New Orleans, Mon Amour
Images of a great American city
These photographs were taken in early February. I traveled throughout New Orleans and spent some time with people in the Common Ground Collective, a community-initiated volunteer group that was formed in the Algiers neighborhood the first week after Hurricane Katrina hit. The Collective was organized by Malik Rahim, a former Black Panther and longtime New Orleans activist, and a few volunteers, “street medics.” The street medics rode on bicycles, asking people if they needed medical attention. They offered first aid, took blood pressure readings, and tested for diabetes. Today there are two organizations: Common Ground Relief and the Common Ground Health Clinic. Volunteers, mostly young people, help people in the Ninth Ward clean up and fix their houses. The Ninth Ward is cut in half by a canal. South of the canal—the Lower Ninth Ward—the damage was far more devastating. I was walking around the Lower Ninth Ward and one of the houses I came upon had a sign that read “possible body.”
Probably a person died in there and was still inside … it’s pretty wretched. As you see in the photos, because of mold, people gutting houses have to wear Tyvec suits and respirators. The photograph on the right is from St. Bernard Parish, which is just south of the Lower Ninth Ward. I didn’t see a single standing house in St. Bernard Parish. But someone had found a very large crucifix floating somewhere and lashed in onto a metal dumpster. They had spray painted a plywood sign, “We will return.” Symbolically or not, the word “return” has almost washed away.
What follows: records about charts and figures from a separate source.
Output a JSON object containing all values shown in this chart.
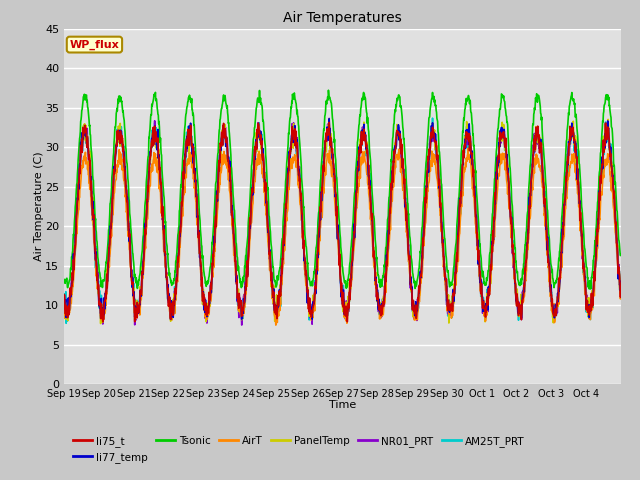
{
  "title": "Air Temperatures",
  "xlabel": "Time",
  "ylabel": "Air Temperature (C)",
  "ylim": [
    0,
    45
  ],
  "yticks": [
    0,
    5,
    10,
    15,
    20,
    25,
    30,
    35,
    40,
    45
  ],
  "x_labels": [
    "Sep 19",
    "Sep 20",
    "Sep 21",
    "Sep 22",
    "Sep 23",
    "Sep 24",
    "Sep 25",
    "Sep 26",
    "Sep 27",
    "Sep 28",
    "Sep 29",
    "Sep 30",
    "Oct 1",
    "Oct 2",
    "Oct 3",
    "Oct 4"
  ],
  "series": {
    "li75_t": {
      "color": "#cc0000",
      "lw": 1.2
    },
    "li77_temp": {
      "color": "#0000cc",
      "lw": 1.2
    },
    "Tsonic": {
      "color": "#00cc00",
      "lw": 1.2
    },
    "AirT": {
      "color": "#ff8800",
      "lw": 1.2
    },
    "PanelTemp": {
      "color": "#cccc00",
      "lw": 1.2
    },
    "NR01_PRT": {
      "color": "#8800cc",
      "lw": 1.2
    },
    "AM25T_PRT": {
      "color": "#00cccc",
      "lw": 1.2
    }
  },
  "legend_box": {
    "text": "WP_flux",
    "facecolor": "#ffffcc",
    "edgecolor": "#aa8800",
    "textcolor": "#cc0000"
  },
  "fig_facecolor": "#c8c8c8",
  "ax_facecolor": "#e0e0e0",
  "n_days": 16,
  "pts_per_day": 96
}
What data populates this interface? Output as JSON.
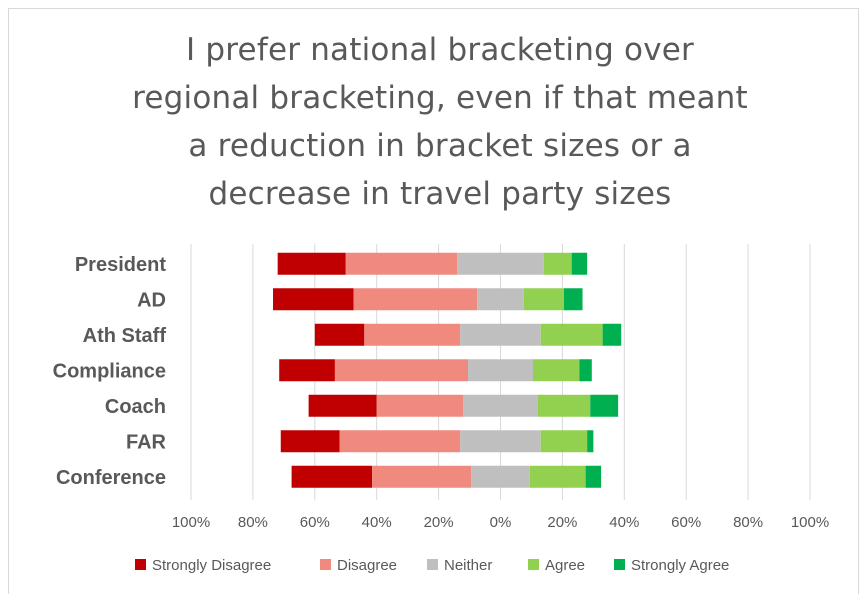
{
  "chart_data": {
    "type": "bar",
    "orientation": "horizontal",
    "stacked": "diverging",
    "title": "I prefer national bracketing over\nregional bracketing, even if that meant\na reduction in bracket sizes or a\ndecrease in travel party sizes",
    "categories": [
      "President",
      "AD",
      "Ath Staff",
      "Compliance",
      "Coach",
      "FAR",
      "Conference"
    ],
    "xticks": [
      "100%",
      "80%",
      "60%",
      "40%",
      "20%",
      "0%",
      "20%",
      "40%",
      "60%",
      "80%",
      "100%"
    ],
    "xlim": [
      -100,
      100
    ],
    "grid": true,
    "legend_position": "bottom",
    "series": [
      {
        "name": "Strongly Disagree",
        "color": "#c00000",
        "values": [
          22,
          26,
          16,
          18,
          22,
          19,
          26
        ]
      },
      {
        "name": "Disagree",
        "color": "#f08a7e",
        "values": [
          36,
          40,
          31,
          43,
          28,
          39,
          32
        ]
      },
      {
        "name": "Neither",
        "color": "#bfbfbf",
        "values": [
          28,
          15,
          26,
          21,
          24,
          26,
          19
        ]
      },
      {
        "name": "Agree",
        "color": "#92d050",
        "values": [
          9,
          13,
          20,
          15,
          17,
          15,
          18
        ]
      },
      {
        "name": "Strongly Agree",
        "color": "#00b050",
        "values": [
          5,
          6,
          6,
          4,
          9,
          2,
          5
        ]
      }
    ]
  }
}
Hazel Mentor, who now lives in Houston and came back to survey the damage. She doesn’t think she’ll return to New Orleans. The other image on that page is a large metal barge—it’s a block long. When the water receded, the barge came to rest on top of a school bus.
In the kitchen area, an AmeriCorps volunteer helps feed 1,500 people a day.
Father Jerome LeDoux at St. Augustine, in the Treme neighborhood, not far from the French Quarter. St. Augustine was founded in 1841 and is one of the oldest African American Catholic churches in the United States. After Katrina hit, the diocese planned to consolidate it with a neighboring church. Considering St. Augustine’s rich history, this was unthinkable to parishioners. After I left, there was a sit-in and parishioners eventually managed to stave off the takeover of their church.
I went with a volunteer to a three-story brick school in the Lower Ninth Ward. Common Ground Collective was working on cleaning the school, and one of the fellows said, “Come on up and look at the second floor and look at the blackboard.” This was the tallest structure in the area, so a lot of people took shelter in the building. Before they left, they wrote on the blackboard that they had been stranded there.